John Wall repeatedly broke down Atlanta Hawks defenders, got close to the rim, but couldn’t finish. Andray Blatche demanded the ball in the low post, but didn’t know what to do when he was down there. JaVale McGee made swift moves inside but watched his hooks and finger rolls roll around the rim.
The Wizards shot just 39 percent in their 101-83 loss on Wednesday, but the primary reason for their offensive struggles was the inability to make supposedly high-percentage shots. Of the 47 shots the Wizards missed against the Hawks, 23 were from eight feet and in.
“We missed too many layups. You miss 30 shots from here in, that’s pretty tough,” Coach Flip Saunders said as he mimicked taking a layup.
In their first two losses, the Wizards have hurt themselves by failing to convert in areas that are often taken for granted. They hope to have some of those problems corrected on Friday against the Milwaukee Bucks.
The Wizards missed 13 of 34 free throws in a 90-84 loss to the New Jersey Nets, but they improved in Atlanta, where they shot 77.3 (17 of 22) from the foul line.

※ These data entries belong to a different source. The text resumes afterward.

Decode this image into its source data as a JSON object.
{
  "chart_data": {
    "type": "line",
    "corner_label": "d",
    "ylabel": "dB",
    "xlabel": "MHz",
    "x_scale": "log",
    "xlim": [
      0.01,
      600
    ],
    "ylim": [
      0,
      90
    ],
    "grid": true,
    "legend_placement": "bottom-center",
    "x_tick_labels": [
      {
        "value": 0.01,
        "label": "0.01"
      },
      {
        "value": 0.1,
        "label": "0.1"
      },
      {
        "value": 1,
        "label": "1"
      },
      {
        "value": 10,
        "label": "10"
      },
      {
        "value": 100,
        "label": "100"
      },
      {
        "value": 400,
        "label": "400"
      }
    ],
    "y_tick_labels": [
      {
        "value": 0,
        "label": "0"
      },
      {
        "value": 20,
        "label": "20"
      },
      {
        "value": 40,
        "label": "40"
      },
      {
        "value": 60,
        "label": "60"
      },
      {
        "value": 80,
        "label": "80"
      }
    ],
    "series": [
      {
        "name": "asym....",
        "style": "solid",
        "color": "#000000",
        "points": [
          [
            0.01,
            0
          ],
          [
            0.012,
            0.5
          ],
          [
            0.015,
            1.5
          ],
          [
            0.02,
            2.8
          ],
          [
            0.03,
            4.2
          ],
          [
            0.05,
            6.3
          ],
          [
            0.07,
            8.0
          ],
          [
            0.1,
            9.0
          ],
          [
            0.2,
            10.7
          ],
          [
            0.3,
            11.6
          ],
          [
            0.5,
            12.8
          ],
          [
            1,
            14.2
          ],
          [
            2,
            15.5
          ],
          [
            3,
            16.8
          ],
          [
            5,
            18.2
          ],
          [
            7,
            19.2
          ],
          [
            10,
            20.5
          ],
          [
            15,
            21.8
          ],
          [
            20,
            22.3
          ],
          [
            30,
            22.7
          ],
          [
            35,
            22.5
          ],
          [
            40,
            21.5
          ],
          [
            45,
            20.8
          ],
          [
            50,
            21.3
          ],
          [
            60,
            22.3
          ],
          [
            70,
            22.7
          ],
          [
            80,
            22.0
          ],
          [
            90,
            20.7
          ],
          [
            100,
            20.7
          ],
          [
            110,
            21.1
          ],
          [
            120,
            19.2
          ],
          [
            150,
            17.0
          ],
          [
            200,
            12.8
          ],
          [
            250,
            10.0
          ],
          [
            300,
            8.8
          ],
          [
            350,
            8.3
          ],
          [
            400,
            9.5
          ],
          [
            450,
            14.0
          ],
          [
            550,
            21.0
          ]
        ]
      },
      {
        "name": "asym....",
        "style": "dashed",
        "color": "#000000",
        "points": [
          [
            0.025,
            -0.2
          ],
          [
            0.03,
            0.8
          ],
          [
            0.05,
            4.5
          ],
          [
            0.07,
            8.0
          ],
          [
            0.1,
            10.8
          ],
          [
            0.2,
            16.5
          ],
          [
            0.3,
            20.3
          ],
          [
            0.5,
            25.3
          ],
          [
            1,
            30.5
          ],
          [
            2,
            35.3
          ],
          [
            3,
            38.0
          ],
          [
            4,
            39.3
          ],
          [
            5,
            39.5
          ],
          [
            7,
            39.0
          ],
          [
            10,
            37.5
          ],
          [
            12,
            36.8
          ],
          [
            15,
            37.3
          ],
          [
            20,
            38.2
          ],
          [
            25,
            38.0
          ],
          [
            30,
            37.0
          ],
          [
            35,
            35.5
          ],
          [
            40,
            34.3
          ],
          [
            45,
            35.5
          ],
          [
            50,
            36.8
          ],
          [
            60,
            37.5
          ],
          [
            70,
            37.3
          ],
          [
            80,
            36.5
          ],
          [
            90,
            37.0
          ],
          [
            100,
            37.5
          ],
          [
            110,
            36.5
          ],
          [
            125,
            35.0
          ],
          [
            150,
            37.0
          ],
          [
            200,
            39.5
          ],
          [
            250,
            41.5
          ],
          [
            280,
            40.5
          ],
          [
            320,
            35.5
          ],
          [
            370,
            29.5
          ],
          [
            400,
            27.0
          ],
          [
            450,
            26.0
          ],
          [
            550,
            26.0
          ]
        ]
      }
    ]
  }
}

The Hawks blocked five shots – with Josh Smith (two blocks) and Al Horford (two blocks) altering other attempts – but the Wizards had a problem finishing, as they were just 15 of 38 on shots within 10 feet. They missed their first seven shots at the rim until Wall made a fastbreak layup with two minutes left in the first quarter.
“We’ve been like that. Our bigs are having a tough time. Like JaVale, unless he has a dunk right now, some of his shots keep rolling off,” Saunders said. “John had about four or five layups and he was right there.”
Wall missed 7 of 10 inside and Blatche missed 6 of 7. McGee didn’t take any shots outside of the paint, missing four non-dunks, but he also finished 7 of 11 from the floor. Veteran Rashard Lewis was 1-for-2 from four feet in, but said the early struggles offensively create problems for the team throughout the game.
“I think we’ve got a young team; when they make mistakes, they put their head down or get upset instead of keep playing. I try to motivate the guys to just keep playing, because you’re never out of the game out there.”
Saunders said the challenge for his team is to maintain focus and move on. “A lot of times, we have a tendency, if we don’t make our first shot, our heads drag. I tell the guys, ‘It’s like you’re in quicksand, the harder you try, the deeper you fall.’ Just got to try to let things happen, let it come.”
Saunders, though, has been pleased with the Wizards’ effort on defense. The team has limited the Nets and Hawks to just 41 percent shooting through the first two games, which ranks eight-best in the league. They ranked 25th in the league last season, allowing teams to shoot 47.1 percent.
“We’re contesting shots. You’re talking six percentage points from a year ago — that’s a huge drop. That’s the one positive,” he said.